Mi amigo Guillermo (escrito y publicado en La Voz de Jerez, en 2009)

Hace tiempo que escribí esto, pero me apetecía que volviera a estar en mi blog. Porque ha sido, posiblemente, el mejor artículo que alguna vez publiqué. Porque fue, seguramente, el que me salió más directo del corazón. Y porque sigo acordándome de esa historia cada año. 


Mi amigo Guillermo 

Se llamaba Guillermo y fue una de las personas que mejor han sabido ganarse mi corazón. Muestra de ese cariño que le profesaba, sacábamos juntos, durante el año pasado, varios pasos como costaleros en virtud a un compromiso que existió entre nosotros: yo sacaba pasos y ofrecía mi trabajo al Señor en su nombre, y él peleaba sin descanso contra la muerte, aferrándose al débil hilo de vida que lo unía con este mundo. Así durante los once meses que duró su corta vida. 
Resulta curioso. A Guillermo –Guille para mí– no lo conocí jamás. Ni en fotos, siquiera. Conocí su historia a través de un amigo, que sí lo conoció por ser íntimo de sus padres. Gracias a ese amigo en común, conocí sus ganas por vivir, su parto complicadísimo, sus crisis y sus interminables meses en la UCI de neonatos, encerrado en una urnita de metacrilato que dejaba filtrar la mirada angustiada de una madre que jamás se separó de su vera y que jamás renunció a la Esperanza de verlo vivir, dando, ella y su marido, uno de los testimonios de fe más hermosos que jamás he conocido. Fue así, de charla en charla, como Guille se ganó mi corazón. Yo, que no soy un ejemplo de filantropía precisamente, me sorprendí a mí mismo queriendo a un chaval que ni conocía en persona, hijo de unos padres a los que ni siquiera ahora conozco. 
Lo de sacar pasos vino después, claro.
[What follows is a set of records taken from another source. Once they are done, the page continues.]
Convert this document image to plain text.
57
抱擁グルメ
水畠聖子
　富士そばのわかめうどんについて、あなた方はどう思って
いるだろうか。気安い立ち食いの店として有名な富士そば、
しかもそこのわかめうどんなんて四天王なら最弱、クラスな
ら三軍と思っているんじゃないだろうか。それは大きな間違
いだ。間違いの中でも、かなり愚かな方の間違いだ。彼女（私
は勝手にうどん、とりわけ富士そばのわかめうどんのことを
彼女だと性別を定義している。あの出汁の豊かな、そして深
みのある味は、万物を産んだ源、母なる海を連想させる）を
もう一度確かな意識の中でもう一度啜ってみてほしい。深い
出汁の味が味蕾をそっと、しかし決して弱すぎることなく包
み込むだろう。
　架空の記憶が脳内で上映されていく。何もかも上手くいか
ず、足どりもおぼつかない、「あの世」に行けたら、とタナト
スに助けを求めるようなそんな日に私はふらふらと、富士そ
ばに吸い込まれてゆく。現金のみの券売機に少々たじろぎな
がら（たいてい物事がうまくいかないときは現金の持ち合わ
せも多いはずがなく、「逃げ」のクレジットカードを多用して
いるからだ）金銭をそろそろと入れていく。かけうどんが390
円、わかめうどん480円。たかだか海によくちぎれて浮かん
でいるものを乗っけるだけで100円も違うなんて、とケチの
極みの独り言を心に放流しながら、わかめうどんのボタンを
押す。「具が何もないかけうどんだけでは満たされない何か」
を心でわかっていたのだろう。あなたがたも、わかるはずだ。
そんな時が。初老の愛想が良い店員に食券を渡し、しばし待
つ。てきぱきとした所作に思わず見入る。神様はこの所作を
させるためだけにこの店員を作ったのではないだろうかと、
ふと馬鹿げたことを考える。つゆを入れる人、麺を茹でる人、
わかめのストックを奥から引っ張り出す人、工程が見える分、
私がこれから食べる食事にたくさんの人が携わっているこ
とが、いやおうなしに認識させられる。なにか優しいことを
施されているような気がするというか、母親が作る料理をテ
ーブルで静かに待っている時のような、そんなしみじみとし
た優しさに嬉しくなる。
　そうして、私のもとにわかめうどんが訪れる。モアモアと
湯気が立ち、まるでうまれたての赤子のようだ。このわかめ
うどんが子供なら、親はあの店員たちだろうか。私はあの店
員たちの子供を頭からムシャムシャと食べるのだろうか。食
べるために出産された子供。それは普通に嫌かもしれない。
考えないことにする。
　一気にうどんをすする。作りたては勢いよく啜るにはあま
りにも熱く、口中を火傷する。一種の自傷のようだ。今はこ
Guille estaba en mis oraciones –y mis oraciones eran más frecuentes que nunca, posiblemente porque su recuerdo me empujaba a ellas–; y nunca tuve una forma más hermosa de rezar que la de ofrecer mi trabajo como costalero al Señor. Y así surgió el compromiso: mi trabajo en los misterios de la Sagrada Cena y el Soberano Poder en la Semana Santa del 2008 fueron puestos a los pies de Cristo por un costalero neonato que luchaba por vivir en la UCI de un Hospital. La lluvia quiso que sólo fuera posible la Estación de Penitencia en La Cena –algo que tuvimos la oportunidad de repetir Guille y yo en el Corpus–, quedándose ese año el Soberano en casa. Aun así, en ambos pasos me entregué a conciencia durante todos los ensayos y luego, en La Cena, durante la salida procesional, con el afán al que obliga la responsabilidad de no hacer las cosas para uno mismo. Lo hice lo mejor que supe. En cada mecida, cada cambio, cada levantá o cada arriá. Confío en que estuviera a la altura. 
Ahora, casi un año después, Guille ya no está con nosotros. Ya no pende su existencia de un leve hilo de vida, sino que goza de la Vida Eterna, junto al Cristo al que ambos ofrecimos el trabajo  como costaleros. Y no sé por qué siento una emoción infinita cuando pienso en que ya este año no le podré dar las estampas que le tenía prometidas a un chaval que jamás conocí. O que ya mi trabajo costalero no será el suyo. Lo pienso y una pena inmensa se me asoma a los ojos hasta desbordarlos, y no sé ponerle nombre. Sólo sé que ahora, cuando rezo y cuando saco pasos, me gusta pensar que es Guille quien le habla a Dios de mí como yo antes le había hablado de él. Y que presume orgulloso de haber sido costalero en la tierra con tan solo un mes de vida, porque un amigo suyo, al que nunca conoció, le habló de lo bonita que era esa oración.